The state’s geographic position and its north-south split between industrial and agricultural economies reflected the split in the country as a whole. Although there were Delawareans throughout the state who supported the president, northern New Castle County tended to be heavily pro-Union, while many southern Delawareans sympathized with the South.
“Despite being on the fence about whether they supported the Union or the Confederacy, pretty much everyone wanted a peaceful solution, even if it meant allowing the southern states to secede,” says Laura Lee, park historian at Fort Delaware.
Those sympathetic to the South included then-Gov. William Burton, a Sussex County Democrat, and both U.S. senators from Delaware, Willard Saulsbury Sr. and James Bayard Jr.
“They were referred to as ‘peace Democrats,’ because they were opposed to Lincoln’s policy of coercing the South to stay in the Union,” says Terry Wright, chairman of the Delaware Heritage Commission’s Civil War Sesquicentennial Planning Committee.
The du Pont family, and in particular Henry du Pont, played a major role in keeping Delaware and the Union together, according to Joan Hoge-North, a director at the Hagley Museum and Library. A prominent Delawarean, head of the DuPont Co. and commander of the Delaware militia, Henry du Pont was “absolutely, positively, 100 percent adamant that Delaware stay in the Union,” says Lucas Clawson, curator of the current Hagley exhibit depicting the du Ponts and the Civil War. Unlike other Delawareans, du Pont was convinced that the unity of the country trumped any argument for states’ rights.

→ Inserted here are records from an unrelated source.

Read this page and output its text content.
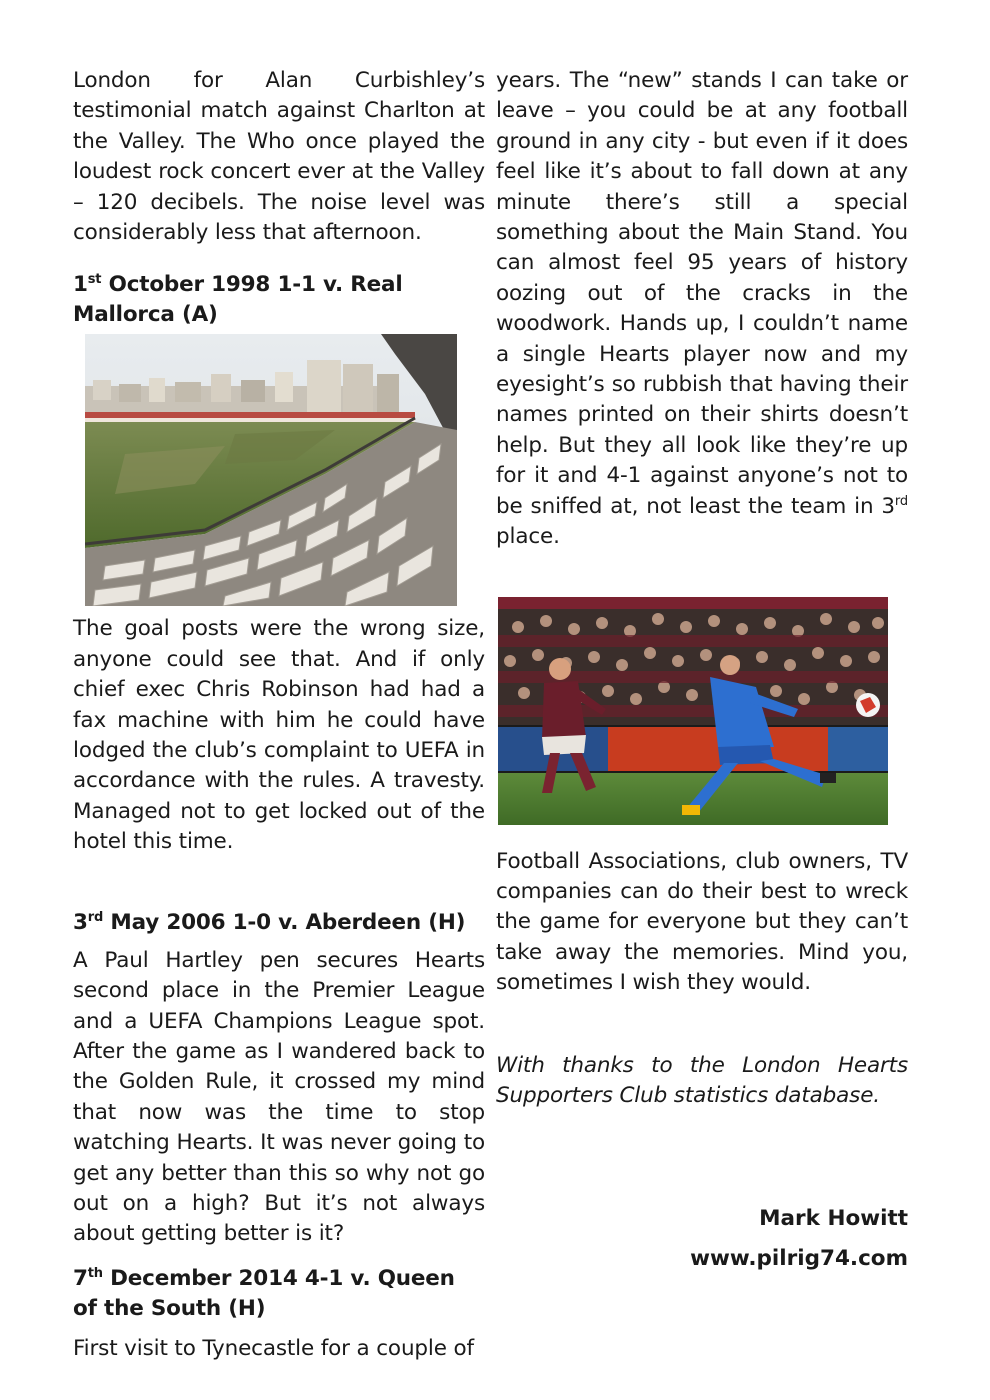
London for Alan Curbishley’s testimonial match against Charlton at the Valley. The Who once played the loudest rock concert ever at the Valley – 120 decibels. The noise level was considerably less that afternoon.

1st October 1998 1-1 v. Real Mallorca (A)

The goal posts were the wrong size, anyone could see that. And if only chief exec Chris Robinson had had a fax machine with him he could have lodged the club’s complaint to UEFA in accordance with the rules. A travesty. Managed not to get locked out of the hotel this time.

3rd May 2006 1-0 v. Aberdeen (H)

A Paul Hartley pen secures Hearts second place in the Premier League and a UEFA Champions League spot. After the game as I wandered back to the Golden Rule, it crossed my mind that now was the time to stop watching Hearts. It was never going to get any better than this so why not go out on a high? But it’s not always about getting better is it?

7th December 2014 4-1 v. Queen of the South (H)

First visit to Tynecastle for a couple of

years. The “new” stands I can take or leave – you could be at any football ground in any city - but even if it does feel like it’s about to fall down at any minute there’s still a special something about the Main Stand. You can almost feel 95 years of history oozing out of the cracks in the woodwork. Hands up, I couldn’t name a single Hearts player now and my eyesight’s so rubbish that having their names printed on their shirts doesn’t help. But they all look like they’re up for it and 4-1 against anyone’s not to be sniffed at, not least the team in 3rd place.

Football Associations, club owners, TV companies can do their best to wreck the game for everyone but they can’t take away the memories. Mind you, sometimes I wish they would.

With thanks to the London Hearts Supporters Club statistics database.

Mark Howitt
www.pilrig74.com
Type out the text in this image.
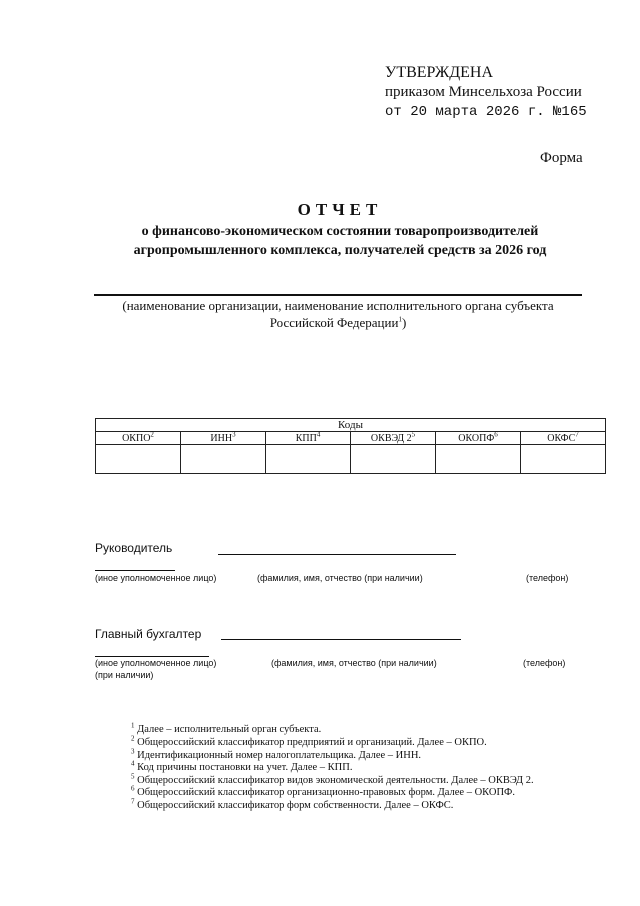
УТВЕРЖДЕНА
приказом Минсельхоза России
от 20 марта 2026 г. №165
Форма
ОТЧЕТ
о финансово-экономическом состоянии товаропроизводителей
агропромышленного комплекса, получателей средств за 2026 год
(наименование организации, наименование исполнительного органа субъекта
Российской Федерации$^1$)
Коды					
ОКПО$^2$	ИНН$^3$	КПП$^4$	ОКВЭД $2^5$	ОКОПФ$^6$	ОКФС$^7$

Руководитель
(иное уполномоченное лицо)	(фамилия, имя, отчество (при наличии)	(телефон)
Главный бухгалтер
(иное уполномоченное лицо)
(при наличии)
(фамилия, имя, отчество (при наличии)	(телефон)
$^1$ Далее – исполнительный орган субъекта.
$^2$ Общероссийский классификатор предприятий и организаций. Далее – ОКПО.
$^3$ Идентификационный номер налогоплательщика. Далее – ИНН.
$^4$ Код причины постановки на учет. Далее – КПП.
$^5$ Общероссийский классификатор видов экономической деятельности. Далее – ОКВЭД 2.
$^6$ Общероссийский классификатор организационно-правовых форм. Далее – ОКОПФ.
$^7$ Общероссийский классификатор форм собственности. Далее – ОКФС.
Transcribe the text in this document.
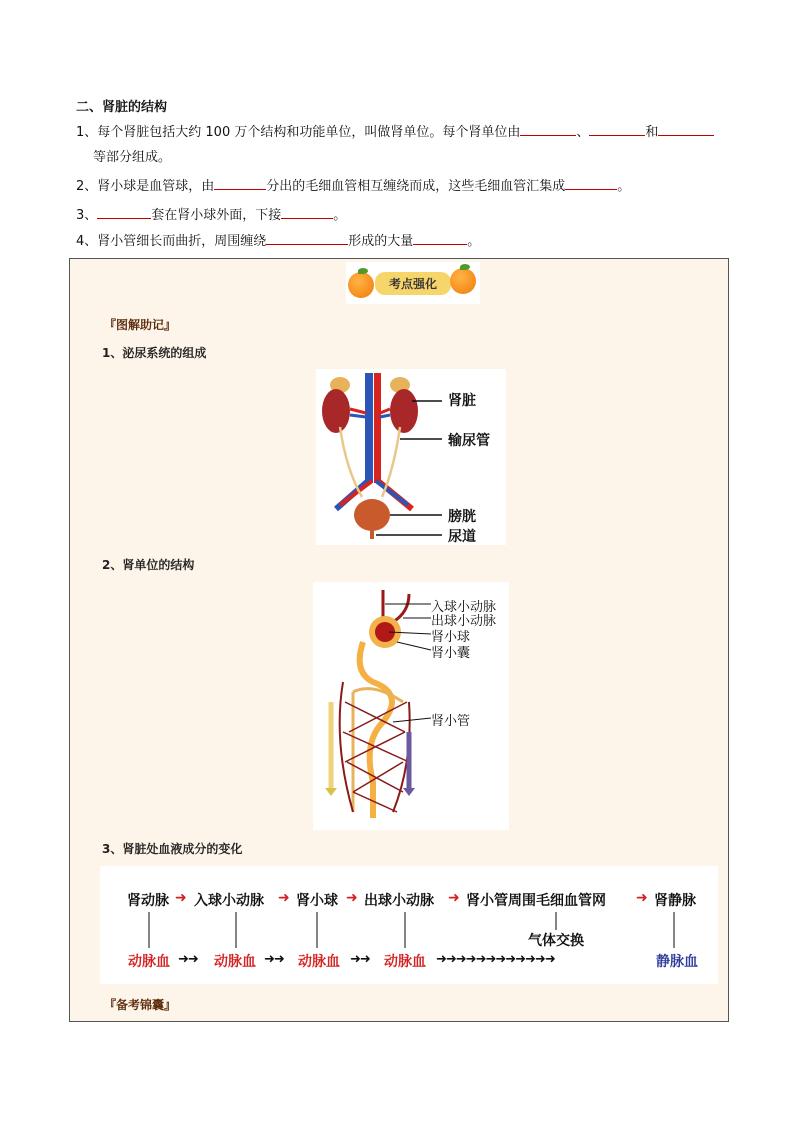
二、肾脏的结构
1、每个肾脏包括大约 100 万个结构和功能单位，叫做肾单位。每个肾单位由	、	和
等部分组成。
2、肾小球是血管球，由	分出的毛细血管相互缠绕而成，这些毛细血管汇集成	。
3、	套在肾小球外面，下接	。
4、肾小管细长而曲折，周围缠绕	形成的大量	。
考点强化
『图解助记』
1、泌尿系统的组成
肾脏
输尿管
膀胱
尿道
2、肾单位的结构
入球小动脉
出球小动脉
肾小球
肾小囊
肾小管
3、肾脏处血液成分的变化
肾动脉 ➜ 入球小动脉 ➜ 肾小球 ➜ 出球小动脉 ➜ 肾小管周围毛细血管网 ➜ 肾静脉
气体交换
动脉血 ➜➜ 动脉血 ➜➜ 动脉血 ➜➜ 动脉血 ➜➜➜➜➜➜➜➜➜➜➜➜	静脉血
『备考锦囊』
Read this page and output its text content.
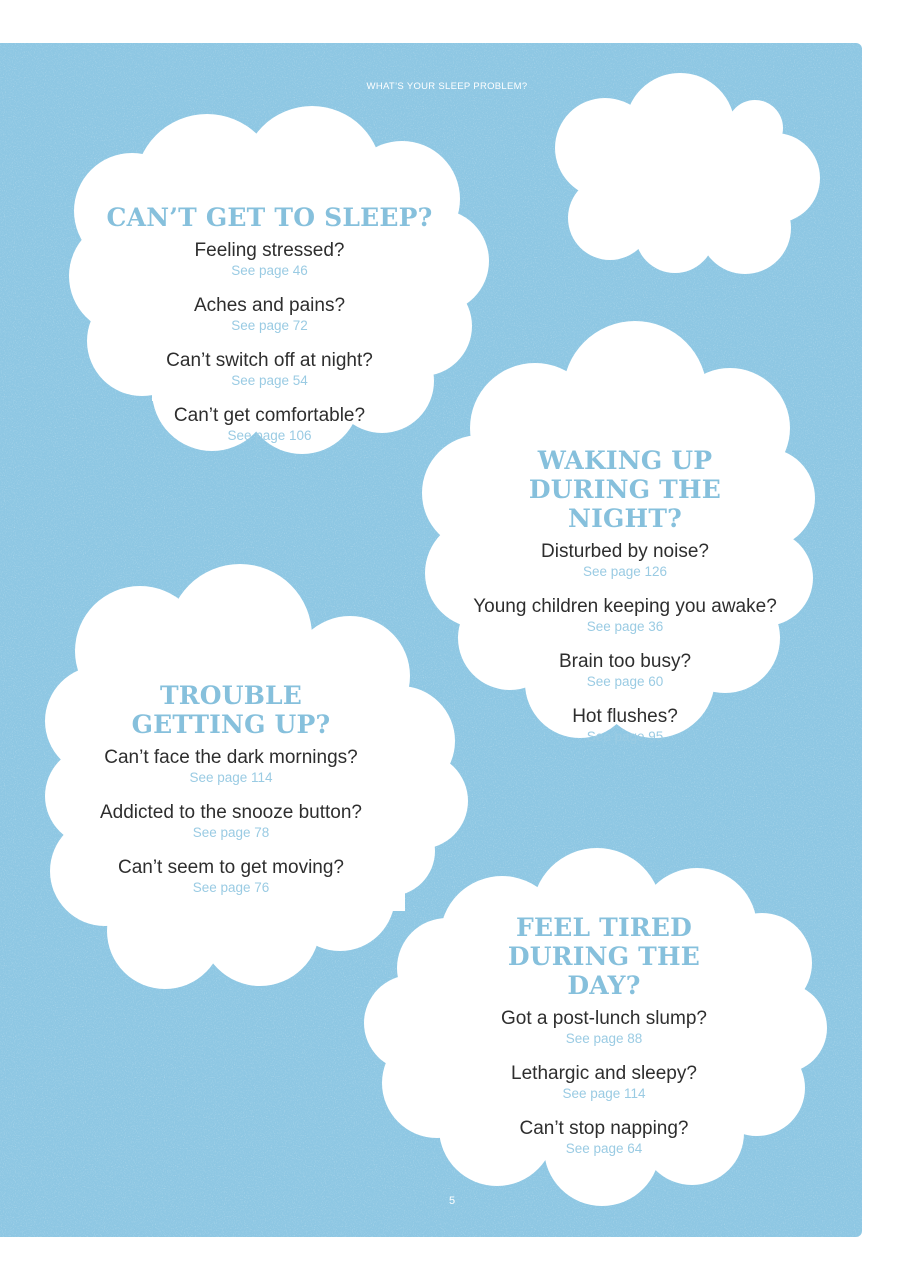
WHAT’S YOUR SLEEP PROBLEM?
CAN’T GET TO SLEEP?
Feeling stressed?
See page 46
Aches and pains?
See page 72
Can’t switch off at night?
See page 54
Can’t get comfortable?
See page 106
WAKING UP DURING THE NIGHT?
Disturbed by noise?
See page 126
Young children keeping you awake?
See page 36
Brain too busy?
See page 60
Hot flushes?
See page 95
TROUBLE GETTING UP?
Can’t face the dark mornings?
See page 114
Addicted to the snooze button?
See page 78
Can’t seem to get moving?
See page 76
FEEL TIRED DURING THE DAY?
Got a post-lunch slump?
See page 88
Lethargic and sleepy?
See page 114
Can’t stop napping?
See page 64
5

More than 13,000 Delawareans fought for the Union (including 954 “colored” troops). Estimates of the number of Delawareans who enlisted with Confederate units range from several hundred to several thousand, Wright says.
Delaware still permitted slavery at the time of the war, though the number of slaves—1,800, compared to 20,000 free blacks—was dwarfed by that of most other slave-holding states. There was a strong abolition movement in the state as well, Wright notes. Some Delaware residents, both whites and free and enslaved blacks, were actively involved in the Underground Railroad before and during the war.
Fort Delaware on Pea Patch Island near Delaware City was one of the North’s largest detention centers for Civil War POWs. It was one of only two that held enlisted men, as well as officers and political prisoners. At its population height, the 70-acre island was home to 12,000 prisoners, garrison and their families.
Fort Delaware was given the nickname “the Andersonville of the North,” but Lee says the northern prison was nowhere near as bad as the notorious POW prison in Georgia. “The facts just don’t support the nickname,” she says. Andersonville had 33,000 prisoners at once in a compound one-third the size of Pea Patch Island. Andersonville had no shelter for prisoners; while in Fort Delaware, prisoners lived in the same type of wooden barracks as the garrison. Rations at the Delaware prison were significantly more generous. Prison records show evidence that local civilians aided the prisoners, including a group of women from New Castle County who provided food and clothing.
Civilians got involved in the war in other ways, too. Some served as nurses for the troops. Women who stayed home held fundraisers, sewed clothing and sent food and letters to their fighting men.
Delaware’s industry contributed significantly to provisioning the military. Powder makers at the DuPont Co. worked day and night throughout the war, producing almost half of the gunpowder purchased for use by the Union forces. Wilmington shipbuilders Harlan &Hollingsworth built 27 vessels during the Civil War, including three ironclad ships for the Union Navy, while Pusey & Jones worked on 39 vessels from 1861 to 1865 and built six ships and a tugboat. Wilmington’s manufacturers supplied Union forces with wagons, ambulance carriages, railcar wheels, tents, knapsacks, shoes and more.